A federal judge this week handed down a sentence to a former Orthofix (NSDQ:OFIX) employee who admitted to years of patient medical record falsification.
Derrick Field, an Orthofix manager between 2005 and 2011, falsified more than 100 Medicare claims that defrauded the agency for more than $250,000 in reimbursement for Orthofix’s bone growth stimulator, according to a statement from the U.S. Justice Dept.
District Court Judge Joseph Tauro sentenced Field to 5 months of home confinement as part of his 2 years of probation, according to the release.
"Field created phony medical chart notes, describing patient visits that did not occur and altered the physicians’ actual chart notes by inserting false diagnoses and descriptions of the patients’ medical history," according to the DOJ. "Medicare has specific rules describing when it will pay for this device. When Field received bone growth stimulator orders for Medicare patients that did not meet these rules, Field forged the patients’ medical records to make it appear as though the order met the rules to induce Medicare to pay for claims that otherwise would not be covered."

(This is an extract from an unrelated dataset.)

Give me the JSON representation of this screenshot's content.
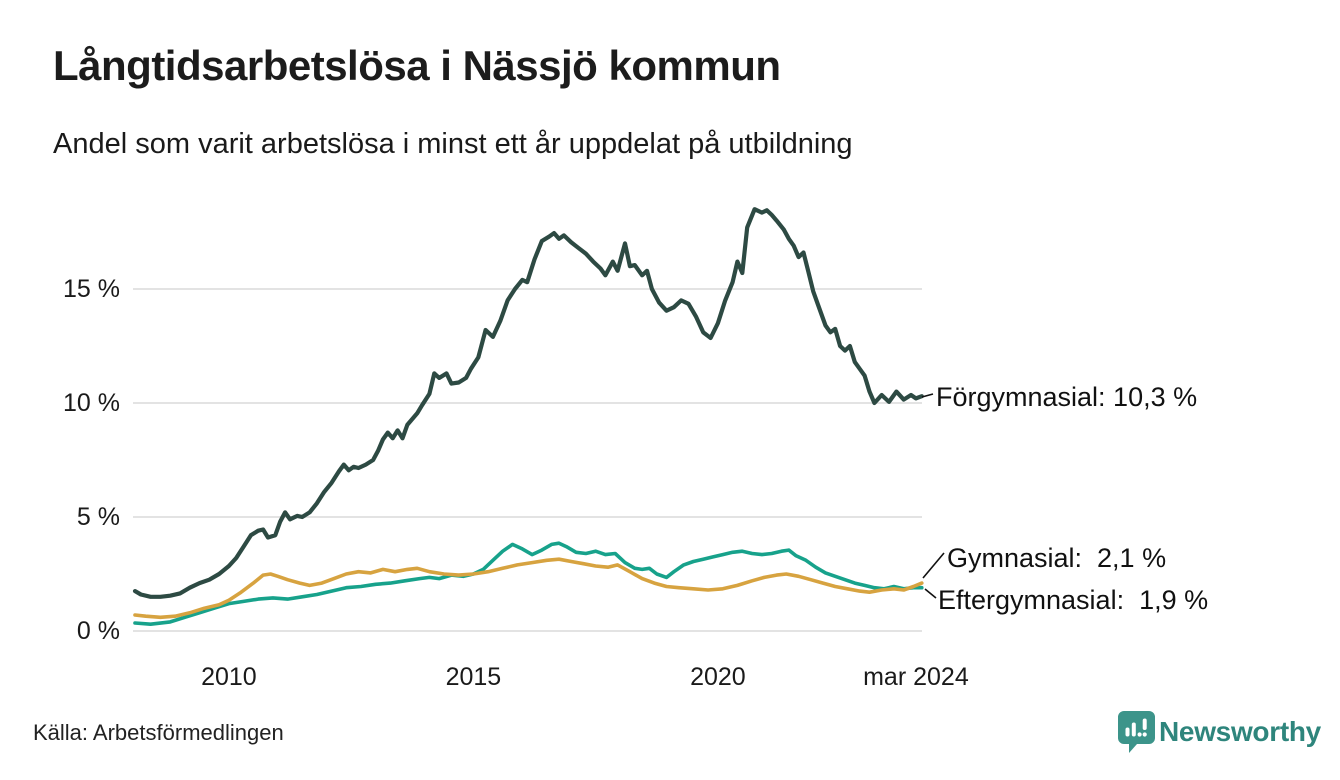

Field’s lawsuit is just 1 in a long list of allegations against Orthofix, its former employees and a physician’s assistand who pleaded guilty to accepting kickbacks from the company.
Late last year the device maker was convicted of "felony obstruction of a federal audit," with a federal judge in Boston penalizing the company with $43 million in fines as well as a 5-year probation period.
In September 2012 another former manager, Brian Racey, pleaded guilty to healthcare fraud during his stint at Orthofix. He was similarly charged with defrauding Medicare for $250,000 by forging patient records to justify reimbursements for Orthofix’s Physio-Stim bone growth stimulator.
The DOJ also provided a list of other Orthofix investigations. According to the agency:
- In April 2012, Thomas Guerrieri pleaded guilty to paying kickbacks while he was vice president of Orthofix.
- In December 2011, Mitchell Salzman pleaded guilty while he was a regional manager for Orthofix.
- In July 2012, Michael Cobb, a physician’s assistant, was sentenced to 6 months in prison to be followed by 2 years of supervised release, 6 months of which under home confinement and ordered to pay $10,000 in forfeiture. Cobb previously pleaded guilty to accepting kickbacks from Orthofix.
- In May 2012, Michael McKay pleaded guilty to health care fraud while he was a territory manager for Orthofix.